Ook hier is de contractsvrijheid in het geding. De vraag is of deze verschuiving wel zo zinvol is en of de samenleving het moet hebben van - wat je zou kunnen noemen - privaatrechtelijke handhaving.

Hoe?

Het uitgangspunt is dat partijen vrij zijn te bepalen hoe een overeenkomst tot stand komt.16 Voldoende is dat zij het

(6)

5 erover eens zijn dat er een overeenkomst wordt gesloten. Het

doet er niet toe of de overeenkomst wordt bevestigd met een schriftelijk stuk, een hoofdknik of instemmend zwijgen. Maar voor de koop van een woonhuis werd dat te gemakkelijk geacht, onwenselijk, omdat koper en verkoper veel te regelen hebben en de koper soms onder enorme druk besluiten moet nemen. Daarom geldt sinds september 2003 dat de verkoop van een woonhuis aan een particulier op schrift moet worden gesteld, zodat partijen zich eerst over de details hebben te buigen voor ze zichzelf kunnen binden.17 Dat lijkt een heldere regeling: zonder koop op schrift geen geldige overeenkomst.

Maar al bij de invoering van de regeling rees de vraag hoe zij moet worden uitgelegd, indien koper en verkoper mondeling overeenstemming hebben bereikt, maar de verkoper weigert mee te werken aan het opmaken en ondertekenen van de koopakte.
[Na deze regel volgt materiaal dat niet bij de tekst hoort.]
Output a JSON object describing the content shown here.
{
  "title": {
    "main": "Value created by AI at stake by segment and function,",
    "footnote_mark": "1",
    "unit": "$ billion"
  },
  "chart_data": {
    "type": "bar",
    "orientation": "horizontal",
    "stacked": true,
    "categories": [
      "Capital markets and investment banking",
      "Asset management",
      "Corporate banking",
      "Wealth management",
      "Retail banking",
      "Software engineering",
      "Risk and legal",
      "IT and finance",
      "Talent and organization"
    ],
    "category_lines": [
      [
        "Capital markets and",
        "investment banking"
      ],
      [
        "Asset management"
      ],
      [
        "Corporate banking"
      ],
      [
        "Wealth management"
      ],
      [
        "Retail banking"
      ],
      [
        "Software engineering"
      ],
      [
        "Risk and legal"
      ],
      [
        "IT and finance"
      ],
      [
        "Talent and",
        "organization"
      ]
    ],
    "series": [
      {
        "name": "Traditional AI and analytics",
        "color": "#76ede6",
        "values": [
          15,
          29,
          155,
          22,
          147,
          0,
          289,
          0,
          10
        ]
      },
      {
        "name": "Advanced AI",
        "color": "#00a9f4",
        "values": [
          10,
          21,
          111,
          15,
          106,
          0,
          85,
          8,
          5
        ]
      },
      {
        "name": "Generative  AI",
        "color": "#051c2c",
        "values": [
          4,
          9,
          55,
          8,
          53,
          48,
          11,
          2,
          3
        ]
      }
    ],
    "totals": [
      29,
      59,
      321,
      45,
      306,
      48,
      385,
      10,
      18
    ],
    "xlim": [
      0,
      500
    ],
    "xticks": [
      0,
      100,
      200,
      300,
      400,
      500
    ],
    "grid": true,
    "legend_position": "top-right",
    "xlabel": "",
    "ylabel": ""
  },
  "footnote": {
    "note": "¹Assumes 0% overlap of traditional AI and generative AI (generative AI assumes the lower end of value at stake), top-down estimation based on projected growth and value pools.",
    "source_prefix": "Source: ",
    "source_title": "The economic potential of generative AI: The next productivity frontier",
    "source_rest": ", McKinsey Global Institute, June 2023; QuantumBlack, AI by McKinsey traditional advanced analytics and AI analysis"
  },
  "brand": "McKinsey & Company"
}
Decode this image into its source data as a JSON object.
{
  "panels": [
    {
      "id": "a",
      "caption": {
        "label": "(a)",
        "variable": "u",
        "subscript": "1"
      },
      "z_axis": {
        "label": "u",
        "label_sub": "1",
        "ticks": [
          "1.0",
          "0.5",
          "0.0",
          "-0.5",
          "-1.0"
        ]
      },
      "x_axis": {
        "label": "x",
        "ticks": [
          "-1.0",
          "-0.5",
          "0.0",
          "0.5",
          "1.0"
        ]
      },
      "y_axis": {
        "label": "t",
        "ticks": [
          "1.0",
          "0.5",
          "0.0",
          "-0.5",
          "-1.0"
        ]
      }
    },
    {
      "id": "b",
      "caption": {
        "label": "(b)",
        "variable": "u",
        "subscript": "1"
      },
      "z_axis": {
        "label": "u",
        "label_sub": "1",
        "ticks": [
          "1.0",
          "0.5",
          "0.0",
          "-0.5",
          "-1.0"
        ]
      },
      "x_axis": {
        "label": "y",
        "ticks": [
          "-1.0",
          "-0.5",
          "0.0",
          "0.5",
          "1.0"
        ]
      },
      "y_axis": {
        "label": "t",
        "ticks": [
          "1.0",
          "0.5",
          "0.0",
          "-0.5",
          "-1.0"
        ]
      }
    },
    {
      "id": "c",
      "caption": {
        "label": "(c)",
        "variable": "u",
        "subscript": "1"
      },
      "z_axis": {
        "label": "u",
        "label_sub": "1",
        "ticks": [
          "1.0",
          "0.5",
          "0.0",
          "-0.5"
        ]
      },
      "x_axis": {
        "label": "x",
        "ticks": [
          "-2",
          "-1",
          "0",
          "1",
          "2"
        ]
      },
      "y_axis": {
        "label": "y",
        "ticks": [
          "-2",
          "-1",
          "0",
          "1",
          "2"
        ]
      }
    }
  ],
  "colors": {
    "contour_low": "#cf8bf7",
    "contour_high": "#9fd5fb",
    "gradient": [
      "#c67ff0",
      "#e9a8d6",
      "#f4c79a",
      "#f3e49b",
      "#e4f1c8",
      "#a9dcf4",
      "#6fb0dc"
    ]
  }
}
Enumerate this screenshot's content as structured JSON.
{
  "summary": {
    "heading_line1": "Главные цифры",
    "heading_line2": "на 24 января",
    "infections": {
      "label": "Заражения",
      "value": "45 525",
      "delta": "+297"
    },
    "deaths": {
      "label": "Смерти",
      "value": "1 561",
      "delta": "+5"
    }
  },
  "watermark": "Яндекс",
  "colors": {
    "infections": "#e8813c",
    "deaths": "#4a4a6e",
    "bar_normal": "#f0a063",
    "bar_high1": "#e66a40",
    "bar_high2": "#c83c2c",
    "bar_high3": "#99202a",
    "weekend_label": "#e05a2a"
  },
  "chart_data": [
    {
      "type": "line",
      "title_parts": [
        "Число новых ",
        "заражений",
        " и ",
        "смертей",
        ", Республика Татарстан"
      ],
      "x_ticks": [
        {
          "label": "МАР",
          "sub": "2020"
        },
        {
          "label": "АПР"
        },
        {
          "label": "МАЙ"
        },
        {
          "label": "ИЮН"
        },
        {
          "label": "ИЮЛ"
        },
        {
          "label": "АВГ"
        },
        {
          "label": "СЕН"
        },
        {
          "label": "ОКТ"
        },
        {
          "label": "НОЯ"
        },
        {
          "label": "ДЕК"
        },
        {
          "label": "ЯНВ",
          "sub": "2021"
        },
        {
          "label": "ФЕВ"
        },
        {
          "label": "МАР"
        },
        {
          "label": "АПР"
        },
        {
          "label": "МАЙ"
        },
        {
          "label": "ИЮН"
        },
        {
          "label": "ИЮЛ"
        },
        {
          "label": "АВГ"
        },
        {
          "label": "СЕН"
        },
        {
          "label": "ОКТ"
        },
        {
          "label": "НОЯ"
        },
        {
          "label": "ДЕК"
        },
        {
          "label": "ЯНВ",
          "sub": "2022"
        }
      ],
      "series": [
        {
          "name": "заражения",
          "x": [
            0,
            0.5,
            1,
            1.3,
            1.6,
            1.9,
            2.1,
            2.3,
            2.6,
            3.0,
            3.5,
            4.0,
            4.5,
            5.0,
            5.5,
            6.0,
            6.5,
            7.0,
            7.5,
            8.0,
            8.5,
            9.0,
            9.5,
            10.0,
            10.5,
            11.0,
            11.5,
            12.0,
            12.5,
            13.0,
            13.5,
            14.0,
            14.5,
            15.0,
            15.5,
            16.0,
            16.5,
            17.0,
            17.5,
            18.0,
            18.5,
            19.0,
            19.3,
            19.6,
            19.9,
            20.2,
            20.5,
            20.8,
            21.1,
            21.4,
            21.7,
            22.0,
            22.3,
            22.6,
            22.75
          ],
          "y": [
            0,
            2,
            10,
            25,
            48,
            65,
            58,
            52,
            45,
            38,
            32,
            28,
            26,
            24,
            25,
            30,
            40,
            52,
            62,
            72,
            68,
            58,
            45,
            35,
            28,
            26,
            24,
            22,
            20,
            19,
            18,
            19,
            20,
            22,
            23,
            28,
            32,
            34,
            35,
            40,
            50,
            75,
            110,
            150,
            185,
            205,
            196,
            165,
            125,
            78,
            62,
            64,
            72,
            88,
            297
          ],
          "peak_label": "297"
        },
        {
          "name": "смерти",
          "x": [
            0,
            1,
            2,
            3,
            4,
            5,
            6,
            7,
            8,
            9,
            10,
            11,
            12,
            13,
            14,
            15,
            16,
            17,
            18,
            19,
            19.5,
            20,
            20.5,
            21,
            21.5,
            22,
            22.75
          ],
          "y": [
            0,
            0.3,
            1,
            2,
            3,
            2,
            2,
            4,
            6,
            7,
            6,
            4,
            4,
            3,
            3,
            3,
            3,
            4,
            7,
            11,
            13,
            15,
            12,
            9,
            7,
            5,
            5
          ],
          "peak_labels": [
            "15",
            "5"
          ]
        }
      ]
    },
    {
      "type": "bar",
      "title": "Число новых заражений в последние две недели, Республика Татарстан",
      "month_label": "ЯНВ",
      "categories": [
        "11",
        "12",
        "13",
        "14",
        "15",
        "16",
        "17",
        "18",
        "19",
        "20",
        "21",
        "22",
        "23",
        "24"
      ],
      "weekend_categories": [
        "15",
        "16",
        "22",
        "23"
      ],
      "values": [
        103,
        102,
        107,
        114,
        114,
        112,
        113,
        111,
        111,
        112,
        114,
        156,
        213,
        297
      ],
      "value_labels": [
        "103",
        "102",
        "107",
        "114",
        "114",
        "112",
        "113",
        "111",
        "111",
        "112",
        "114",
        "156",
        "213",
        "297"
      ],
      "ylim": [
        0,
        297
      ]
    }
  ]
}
Kan hij zeggen: “Wij waren er mondeling uit, maar ik teken niet”? Lagere rechters pasten de regeling verschillend toe. Vorig jaar, op 9 december, gaf de Hoge Raad uitsluitsel.18

Een koper en een verkoper hadden mondeling

overeenstemming bereikt over een woonhuis, de prijs en de datum van oplevering. De verkoper had zijn makelaar de opdracht gegeven een en ander op schrift te zetten. Maar toen de concept overeenkomst er lag, keurig verzorgd door de makelaar van de verkoper, weigerde hij te tekenen. De koper wilde verder en eiste de medewerking van de verkoper. Maar die bleef weigeren. De verkoper zei: “Ik ben niet gebonden, want ik heb nooit een schriftelijke koopovereenkomst getekend”.

Hoe moet in z’n geval die nieuwe regeling uit 2003 worden uitgelegd? Ik houd u de wet voor: “De koop van een tot bewoning bestemde onroerende zaak […] wordt, indien de koper een natuurlijk persoon is die niet handelt in de uitoefening van een beroep op bedrijf, schriftelijk aangegaan.”. De Hoge Raad komt, welgemotiveerd, met een eigen interpretatie van deze gloednieuwe regeling: het vormvoorschrift - het schriftelijkheidsvereiste - beschermt

alle particulieren, of zij nu kopen of verkopen, maar niet de professionele verkoper.19 De Hoge Raad is zich ervan bewust dat deze uitleg niet uit de tekst van de wet volgt. Ferm oordeelt hij dat de formulering van de wet niet steeds beslissend is voor de uitleg ervan, ook niet als deze wet van recente datum is.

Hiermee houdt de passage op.